We recently noticed some discrepancies when indexing catalog_category_product on Mariadb when compared to Mysql 5.7. The indexer would take around 13 minutes on MariaDb, compared to around 3 seconds on MySql. To add more confusion to the mix, MariaDb was running on a powerful staging server, and MySQL running on a lowly MacBook Pro development machine.
After much head-scratching and career path questioning, the issue seemed to be related to the following statement in Magento\Catalog\Model\Indexer\Category\Product\Action\Full.php
$this->connection->query( $this->connection->insertFromSelect( $resultSelect, $this->tableMaintainer->getMainTmpTable((int)$store->getId()), $columns, AdapterInterface::INSERT_ON_DUPLICATE ) );
This is executed in the reindexCategoriesBySelect method, which creates a temporary table to work with when regenerating the index for a particular store. It turns out that MariaDb’s temporary table usage woefully bad when large amounts of data are being inserted. This appears to be related when aria_used_for_temp_tables is set to ON, a value which can only be changed by recompiling MariaDb. See here and here.
The fix, without switching database engines, or recompiling MariaDb, is to adjust Magento’s batchRowsCount to a lower number so that the database isn’t dealing with as many temporary table inserts at a time.

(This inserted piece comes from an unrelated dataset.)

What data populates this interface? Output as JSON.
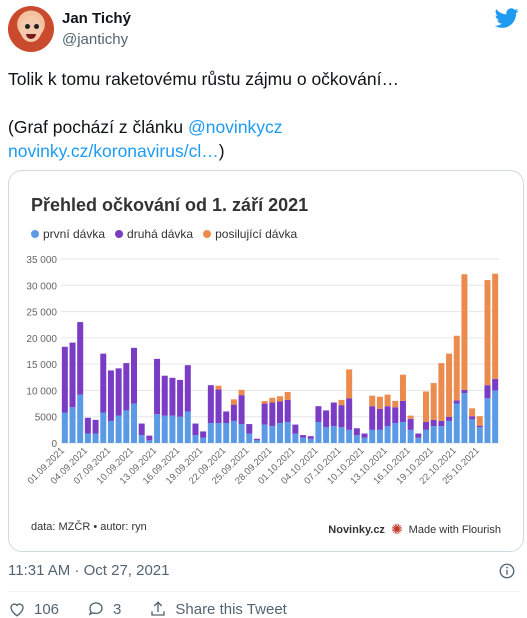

Magento provide config settings for this value for all of their indexers which use temporary tables, so adjust this value for whichever indexer is giving slow performance. For our case, changing the default value from 100000 (the default) to 500 brought the indexer time down from 13 minutes to 6 seconds. The following, added to di.xml was the panacea for our case
<config xmlns:xsi="http://www.w3.org/2001/XMLSchema-instance" xsi:noNamespaceSchemaLocation="urn:magento:framework:ObjectManager/etc/config.xsd"> <type name="Magento\Catalog\Model\Indexer\Category\Product\Action\Full"> <arguments> <argument name="batchRowsCount" xsi:type="number">500</argument> </arguments> </type> </config>
Magento’s documentation on use of this value can be found here, which states
“You can experiment to determine the ideal batch size. In general, halving the batch size can decrease the indexer execution time”.
Yup, experiment indeed with this value, YMMV! Happy indexing!